The nighttime air cooled the perspiration on my brow and dried my dampened hair. I wandered up and down the streets I knew so well until I'd wandered into an alley that I realized was unfamiliar to me. Something unsettled me about it as it seemed somehow colder than the rest. Instinctively, my hand went to my waistband to retrieve my gun, but found none there, as of course I had left them behind. My conscious mind ordered me to turn around and go back the way I'd come, but some quiet curious part of my mind ushered my feet onward, one after another, until I had been utterly swallowed up by that narrow space between the edifices.

What power called to me, I do not know, but I was like a snake to a charmer -- enthralled and afraid and unable to deny it.

"Hello?" I called into the dark and I realized I could not see as far ahead of me as I once had. The once clear night had become heavy with thick mist, and still I plunged onward into it, the world wobbling chaotically. "Hello? Can you hear me?" I asked as if expecting an answer, as if expecting someone to be there. I passed a brick archway and stepped into what must have been a courtyard, for I heard the rustle of tropical plants and the faint echo of dripping water off closed-in walls, though the sound was strange and far away.

"Hello--" my voice caught in my throat, my body seized.
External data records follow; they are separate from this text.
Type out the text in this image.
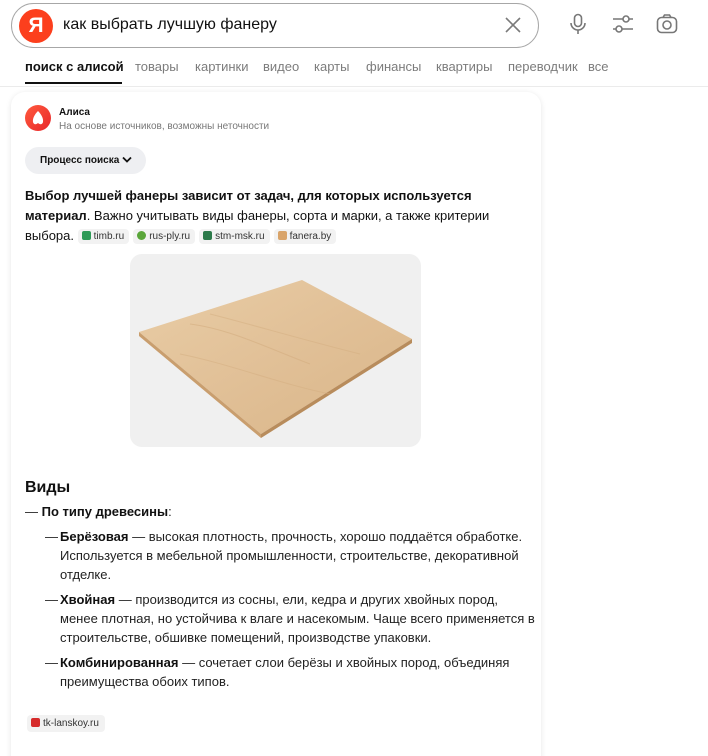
Я	как выбрать лучшую фанеру
поиск с алисой товары картинки видео карты финансы квартиры переводчик все
Алиса
На основе источников, возможны неточности
Процесс поиска
Выбор лучшей фанеры зависит от задач, для которых используется материал. Важно учитывать виды фанеры, сорта и марки, а также критерии выбора. timb.ru	rus-ply.ru	stm-msk.ru	fanera.by
Виды
— По типу древесины:
— Берёзовая — высокая плотность, прочность, хорошо поддаётся обработке. Используется в мебельной промышленности, строительстве, декоративной отделке.
— Хвойная — производится из сосны, ели, кедра и других хвойных пород, менее плотная, но устойчива к влаге и насекомым. Чаще всего применяется в строительстве, обшивке помещений, производстве упаковки.
— Комбинированная — сочетает слои берёзы и хвойных пород, объединяя преимущества обоих типов.
tk-lanskoy.ru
I found myself gripped from behind and a sharp pain across my throat and I felt myself fading into darkness as the world spun wildly around me.
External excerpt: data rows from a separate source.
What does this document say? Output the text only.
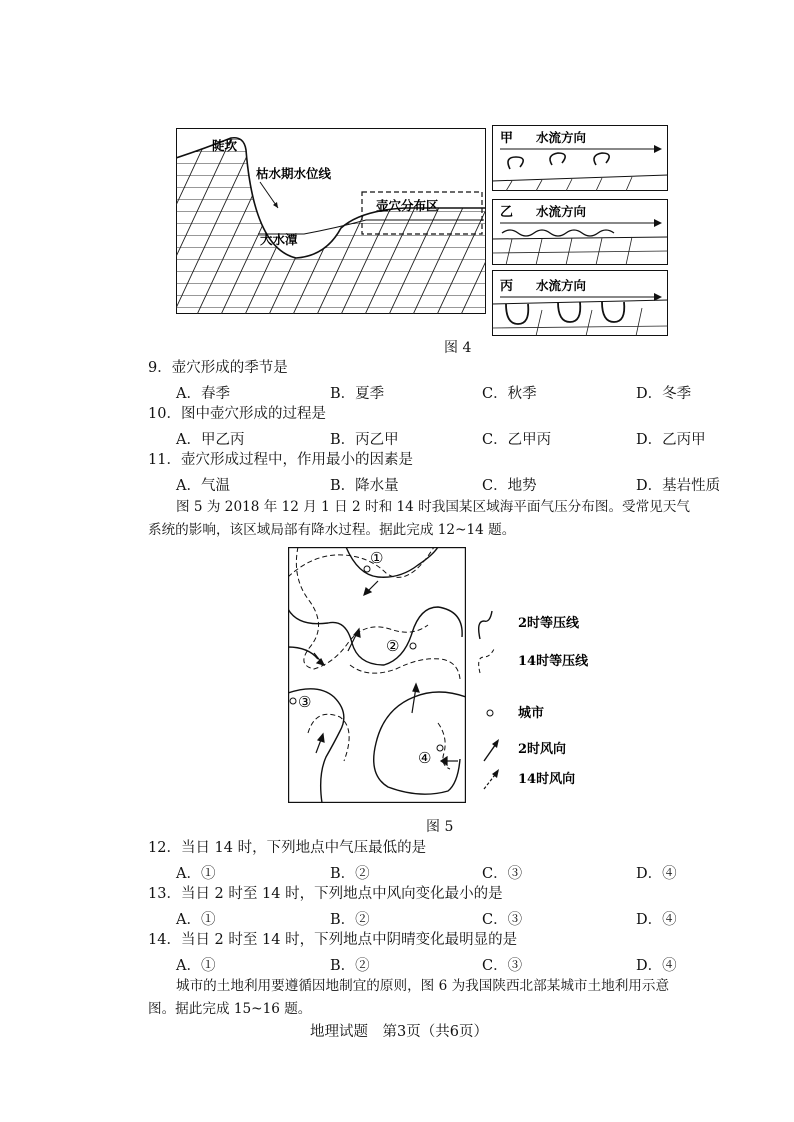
陡坎
枯水期水位线
壶穴分布区
大水潭
甲 水流方向
乙 水流方向
丙 水流方向
图 4
9．壶穴形成的季节是
A．春季	B．夏季	C．秋季	D．冬季
10．图中壶穴形成的过程是
A．甲乙丙	B．丙乙甲	C．乙甲丙	D．乙丙甲
11．壶穴形成过程中，作用最小的因素是
A．气温	B．降水量	C．地势	D．基岩性质
图 5 为 2018 年 12 月 1 日 2 时和 14 时我国某区域海平面气压分布图。受常见天气
系统的影响，该区域局部有降水过程。据此完成 12~14 题。
①
②
③
④
2时等压线
14时等压线
城市
2时风向
14时风向
图 5
12．当日 14 时，下列地点中气压最低的是
A．①	B．②	C．③	D．④
13．当日 2 时至 14 时，下列地点中风向变化最小的是
A．①	B．②	C．③	D．④
14．当日 2 时至 14 时，下列地点中阴晴变化最明显的是
A．①	B．②	C．③	D．④
城市的土地利用要遵循因地制宜的原则，图 6 为我国陕西北部某城市土地利用示意
图。据此完成 15~16 题。
地理试题　第3页（共6页）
The visage that had appeared from the darkness was terrible and otherworldly. Its wormy grey skin clung tightly to its sunken features. Its eyes were deep and black, and I would nearly say they were missing from their sockets all-together were it not for the glint of moonlight that caught their glassy surface and reflected back to me in milky phosphorescence.

He is DEAD! I screamed internally, for I had seen a corpse so many times, it was just something I knew, but this attempted utterance did not ground me in the known or the factual. My mind was swimming in the gulf of the impossible and unnatural. And as I writhed and twisted to pull myself free, his empty pearlescent eyes met mine, his lips parted, and the scent of the grave rolled off his rotten tongue. His sharpened teeth were plain even in the inky darkness that consumed me as his jaws cracked open wide: it was the face of Baron Von Bruegal, long since dead and yet alive in thought. I cried out at my assailant, but my voice was drowned out by the thunder of my heartbeat in my ears.

And then all there was, was darkness.